Morningstar  is a US based research firm that publishes data on both stocks and mutual funds. It is best known for its star rating system, where it provides investors with a sense of a fund’s performance. The start system rates funds from worst (one star) to best (five stars). Even if you have never visited the Morningstar website, you have most likely seen the star rating system. Open up virtually any personal finance magazine and the mutual fund companies that are advertising their funds will list their three and five year Morningstar rating.
According to the Morningstar  website, Morningstar claims to bring risk and performance together through a complex math formula to determine each funds rating. The overall concept assumes that most investors are more concerned with losing money versus a good outcome that they were not expecting.
Taking into account the above definition of the rating system, the best performing funds, five star funds, have the highest risk-adjusted return and the worst performing funds, one star funds, have the lowest risk-adjusted return.
My Issue with Morningstar
The biggest issue that I have with the rating system is that it assigns star values to funds based on past performance. Any smart investor knows that past performance is not a predictor of the future . Granted, Morningstar does continually update their data on a monthly basis, but the fact still remains that a fund that has performed highly in the past will get a high star rating. Just because it performed great in the past doesn’t mean it will continue to do so in the future. I feel the system can mislead investors.
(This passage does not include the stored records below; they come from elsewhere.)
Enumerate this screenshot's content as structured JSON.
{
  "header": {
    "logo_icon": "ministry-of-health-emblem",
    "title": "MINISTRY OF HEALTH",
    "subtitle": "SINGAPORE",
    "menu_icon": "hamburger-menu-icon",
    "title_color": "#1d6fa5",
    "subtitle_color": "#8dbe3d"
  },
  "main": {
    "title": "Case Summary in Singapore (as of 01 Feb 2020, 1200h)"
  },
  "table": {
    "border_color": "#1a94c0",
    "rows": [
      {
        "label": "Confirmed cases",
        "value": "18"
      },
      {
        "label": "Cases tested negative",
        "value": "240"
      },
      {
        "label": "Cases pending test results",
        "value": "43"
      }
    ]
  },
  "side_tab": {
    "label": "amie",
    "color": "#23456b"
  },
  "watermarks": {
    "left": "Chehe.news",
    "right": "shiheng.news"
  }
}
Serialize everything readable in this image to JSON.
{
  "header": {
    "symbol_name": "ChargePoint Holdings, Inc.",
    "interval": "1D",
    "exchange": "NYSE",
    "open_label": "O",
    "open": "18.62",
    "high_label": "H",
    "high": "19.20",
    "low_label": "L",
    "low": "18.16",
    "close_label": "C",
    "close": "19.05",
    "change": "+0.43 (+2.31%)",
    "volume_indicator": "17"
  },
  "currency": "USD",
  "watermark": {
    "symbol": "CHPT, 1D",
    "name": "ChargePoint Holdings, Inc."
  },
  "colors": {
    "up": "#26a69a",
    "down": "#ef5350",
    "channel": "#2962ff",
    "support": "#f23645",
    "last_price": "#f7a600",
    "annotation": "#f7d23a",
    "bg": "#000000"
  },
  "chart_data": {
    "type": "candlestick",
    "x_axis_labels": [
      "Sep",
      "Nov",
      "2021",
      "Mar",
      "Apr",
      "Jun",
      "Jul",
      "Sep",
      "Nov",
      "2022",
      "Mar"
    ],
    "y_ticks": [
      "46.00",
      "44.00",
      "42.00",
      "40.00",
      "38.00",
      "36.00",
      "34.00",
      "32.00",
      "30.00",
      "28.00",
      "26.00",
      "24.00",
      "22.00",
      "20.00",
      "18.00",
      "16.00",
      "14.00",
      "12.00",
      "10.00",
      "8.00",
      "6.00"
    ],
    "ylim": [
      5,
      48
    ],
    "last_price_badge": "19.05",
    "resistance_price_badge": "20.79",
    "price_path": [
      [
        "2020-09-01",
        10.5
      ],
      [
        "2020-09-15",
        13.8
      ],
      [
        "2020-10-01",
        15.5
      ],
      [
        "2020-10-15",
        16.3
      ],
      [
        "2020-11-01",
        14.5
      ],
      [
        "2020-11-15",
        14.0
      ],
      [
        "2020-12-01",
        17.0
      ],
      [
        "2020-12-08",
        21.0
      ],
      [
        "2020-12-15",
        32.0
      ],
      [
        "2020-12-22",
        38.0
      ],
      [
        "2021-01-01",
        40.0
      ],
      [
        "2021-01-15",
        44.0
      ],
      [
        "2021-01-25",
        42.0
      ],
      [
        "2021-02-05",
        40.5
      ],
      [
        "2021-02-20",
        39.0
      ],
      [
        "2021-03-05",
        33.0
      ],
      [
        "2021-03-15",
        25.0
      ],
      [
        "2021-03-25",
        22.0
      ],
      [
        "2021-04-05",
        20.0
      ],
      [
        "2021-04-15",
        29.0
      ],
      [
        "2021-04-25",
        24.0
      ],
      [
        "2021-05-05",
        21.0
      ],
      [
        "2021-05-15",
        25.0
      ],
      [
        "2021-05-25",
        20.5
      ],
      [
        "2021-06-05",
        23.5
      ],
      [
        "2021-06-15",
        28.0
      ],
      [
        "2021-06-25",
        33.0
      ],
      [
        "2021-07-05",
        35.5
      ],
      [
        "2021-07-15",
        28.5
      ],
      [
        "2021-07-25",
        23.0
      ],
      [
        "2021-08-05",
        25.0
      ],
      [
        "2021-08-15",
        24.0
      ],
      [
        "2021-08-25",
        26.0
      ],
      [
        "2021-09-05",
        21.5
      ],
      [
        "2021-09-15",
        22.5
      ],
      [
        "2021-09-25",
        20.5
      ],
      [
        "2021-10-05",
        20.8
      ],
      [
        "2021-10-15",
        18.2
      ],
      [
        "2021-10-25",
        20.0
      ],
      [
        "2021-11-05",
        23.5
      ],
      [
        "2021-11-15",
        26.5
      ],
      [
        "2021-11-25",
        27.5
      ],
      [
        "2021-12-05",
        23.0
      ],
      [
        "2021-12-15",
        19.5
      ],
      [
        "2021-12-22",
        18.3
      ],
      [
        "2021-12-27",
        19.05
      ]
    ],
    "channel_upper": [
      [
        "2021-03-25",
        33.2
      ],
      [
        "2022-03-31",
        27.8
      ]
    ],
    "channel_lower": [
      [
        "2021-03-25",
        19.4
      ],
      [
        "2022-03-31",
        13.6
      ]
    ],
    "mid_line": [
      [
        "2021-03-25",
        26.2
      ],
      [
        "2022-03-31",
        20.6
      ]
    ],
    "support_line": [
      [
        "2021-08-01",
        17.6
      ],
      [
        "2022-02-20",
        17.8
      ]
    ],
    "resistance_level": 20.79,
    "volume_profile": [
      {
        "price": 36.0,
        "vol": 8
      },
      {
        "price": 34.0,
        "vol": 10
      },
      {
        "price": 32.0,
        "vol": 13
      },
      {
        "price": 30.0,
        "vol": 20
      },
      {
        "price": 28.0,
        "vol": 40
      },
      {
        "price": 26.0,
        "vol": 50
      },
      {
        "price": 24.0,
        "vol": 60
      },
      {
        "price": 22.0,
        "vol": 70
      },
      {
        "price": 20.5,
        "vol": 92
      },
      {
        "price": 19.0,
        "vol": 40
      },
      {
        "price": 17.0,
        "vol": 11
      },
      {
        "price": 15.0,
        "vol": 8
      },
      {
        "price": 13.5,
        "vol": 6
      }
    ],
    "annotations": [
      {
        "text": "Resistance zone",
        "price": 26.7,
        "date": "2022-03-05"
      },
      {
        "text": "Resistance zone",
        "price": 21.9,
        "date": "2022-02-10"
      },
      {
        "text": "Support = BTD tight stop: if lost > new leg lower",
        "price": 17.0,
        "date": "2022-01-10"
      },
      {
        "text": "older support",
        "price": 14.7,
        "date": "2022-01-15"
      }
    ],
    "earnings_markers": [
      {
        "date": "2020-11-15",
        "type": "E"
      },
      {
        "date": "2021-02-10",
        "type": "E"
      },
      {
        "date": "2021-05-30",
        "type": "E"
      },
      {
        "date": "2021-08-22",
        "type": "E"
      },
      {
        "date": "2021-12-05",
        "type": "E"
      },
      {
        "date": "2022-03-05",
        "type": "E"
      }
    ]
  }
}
But is my concern valid? Maybe the Morningstar rating system is able to help investors pick winning mutual funds.
Professor Christopher Blake of Fordham University and Professor Matthew Morey of Pace University conducted a study from 1992 through 1997 to see if funds had a higher return based on the star rating system used by Morningstar. Their results were interesting.
When it came to the worst performing funds, those with one star, the researchers found that these funds were inclined to continue their below average performance in the future.
For funds with a rating of three, four and five stars, the researchers found very little evidence of these funds having superior performance. In other words, a three star fund was just as likely to have the same performance of a five star fund for the same period in the future. Another way to put this is today’s five star fund can easily become tomorrow’s three star fund and vice versa.
How To Effectively Use The Morningstar Rating System
I recommend against using Morningstar star ratings as your sole research tool when choosing funds. I recommend looking at a funds management fee, turnover, and any load it charges first . Then I would look at the Morningstar rating just to see if it has one star. If it does have one star, I would pass on investing in it. The study noted above validates this for me. If the fund has a Morningstar  rating of three stars or more, then I know I can continue to do research to see if the fund is a good fit for my portfolio.